Annalee snorted. “That’s all it took? I should have offered a lesser prize.” She motioned with her palms. “Tell. Tell.”

“I . . .” His high, broad brow creased. “I . . .”

She pointed at him. “You don’t know, because you don’t really find pleasure in anything.”

“I do,” he said indignantly. “I . . . I . . . like my coffee,” he said on a rush, as though he’d just landed on it.

A laugh exploded from her lips, a great big snorting noise born not of the past years’ cynicism but of genuine mirth that she’d forgotten the feel of. And how very good it felt, too. She laughed so hard her shoulders shook, and she leaned against him.

Wayland bristled. “What?”

“Th-that isn’t a life’s pleasure,” she said when she managed to rein in her hilarity. Annalee brushed the moisture from her cheeks.

“It is.” He paused. “Though, I’ll allow, a simple one.” He made to stand. “Now you promised to re—”

Annalee snatched his sleeve and dragged him back to the seat beside her. “There has to be . . . more.”

“I enjoy my meetings at Parliament.”

She smiled wistfully. “That I can believe.” And she could.
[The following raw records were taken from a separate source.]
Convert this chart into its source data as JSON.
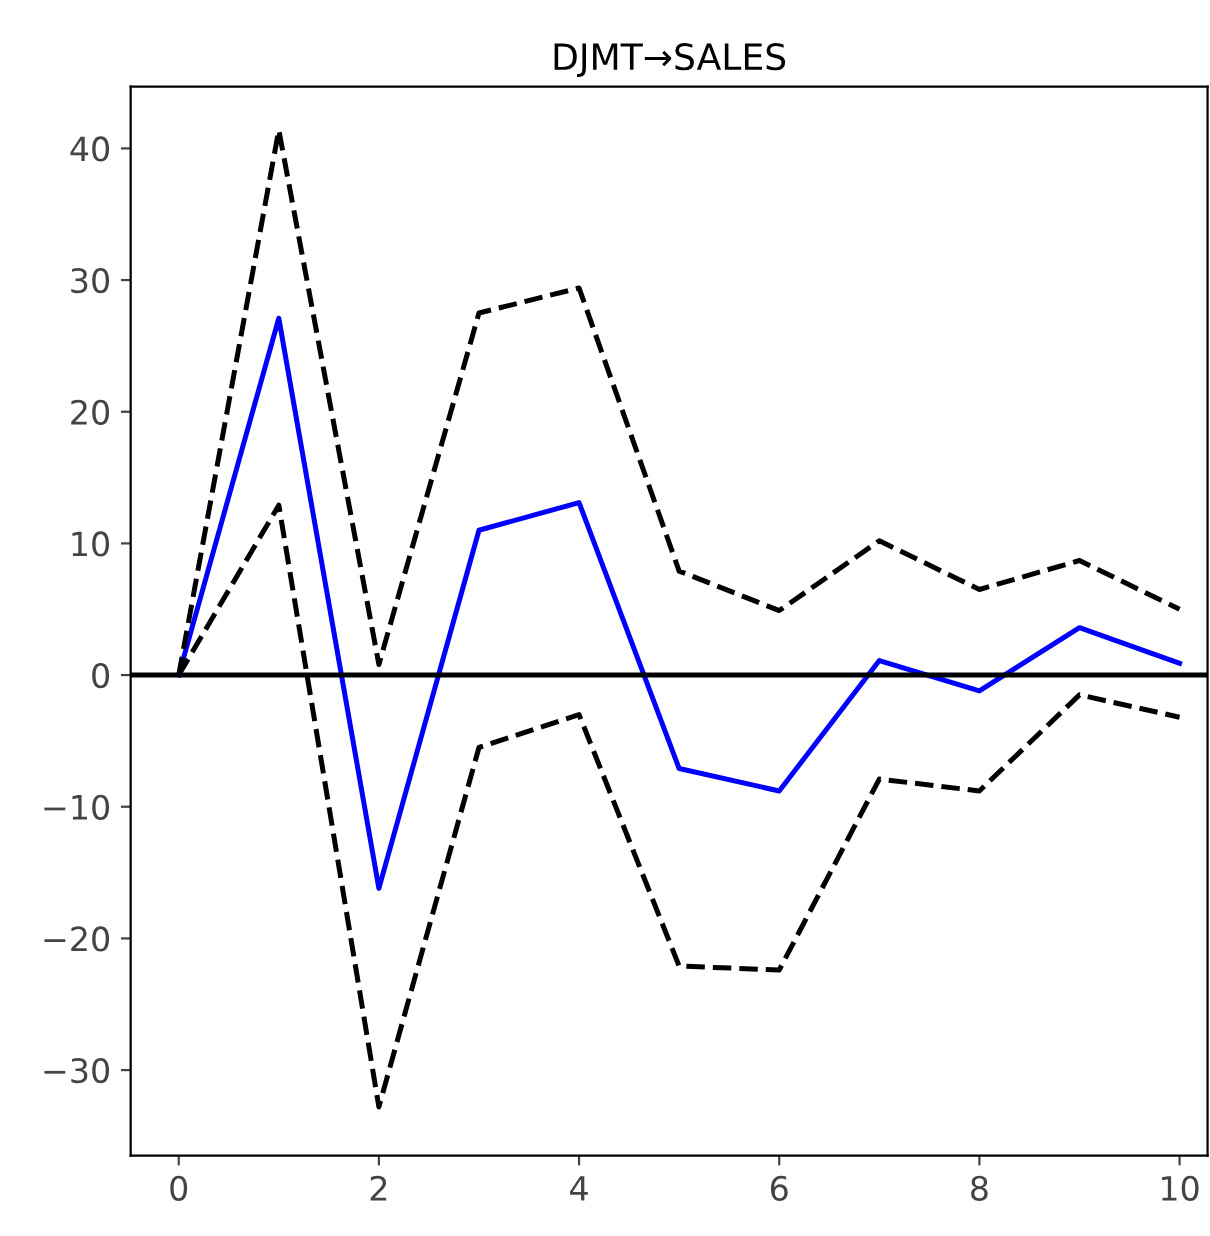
{
  "chart_data": {
    "type": "line",
    "title": "DJMT→SALES",
    "x": [
      0,
      1,
      2,
      3,
      4,
      5,
      6,
      7,
      8,
      9,
      10
    ],
    "series": [
      {
        "color": "#0000ff",
        "line_style": "solid",
        "values": [
          0,
          27.1,
          -16.2,
          11.0,
          13.1,
          -7.1,
          -8.8,
          1.1,
          -1.2,
          3.6,
          0.9
        ]
      },
      {
        "color": "#000000",
        "line_style": "dashed",
        "values": [
          0,
          41.4,
          0.8,
          27.5,
          29.4,
          7.9,
          4.9,
          10.2,
          6.5,
          8.7,
          5.0
        ]
      },
      {
        "color": "#000000",
        "line_style": "dashed",
        "values": [
          0,
          12.9,
          -32.8,
          -5.5,
          -3.0,
          -22.1,
          -22.4,
          -7.9,
          -8.8,
          -1.5,
          -3.2
        ]
      }
    ],
    "xlim": [
      -0.48,
      10.28
    ],
    "ylim": [
      -36.5,
      44.7
    ],
    "xticks": [
      0,
      2,
      4,
      6,
      8,
      10
    ],
    "yticks": [
      {
        "value": -30,
        "label": "−30"
      },
      {
        "value": -20,
        "label": "−20"
      },
      {
        "value": -10,
        "label": "−10"
      },
      0,
      10,
      20,
      30,
      40
    ],
    "ref_lines": [
      {
        "axis": "y",
        "value": 0,
        "color": "#000000",
        "line_style": "solid"
      }
    ],
    "grid": false,
    "legend": false
  }
}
A man who’d once yearned for a voice had been granted one through the title he’d earned for his heroic act of bravery that day at Peterloo. “Is it . . . everything you had hoped? Having a voice?”

Wayland brushed some of the remnants of gravel that remained from before off the edge of the fountain and back onto the ground below. They rained down with faint little plinks. “I find myself, ironically, with a title that allows me to be part of the government and yet unable to exact any real change. I may be amongst their ranks, but I’m not really part of the nobility. The members of Parliament know it, and that matters very much in brokering legislation.” He straightened, dusting his hands together. “But . . . I am not as powerless as I once was, and so I take hope in that.”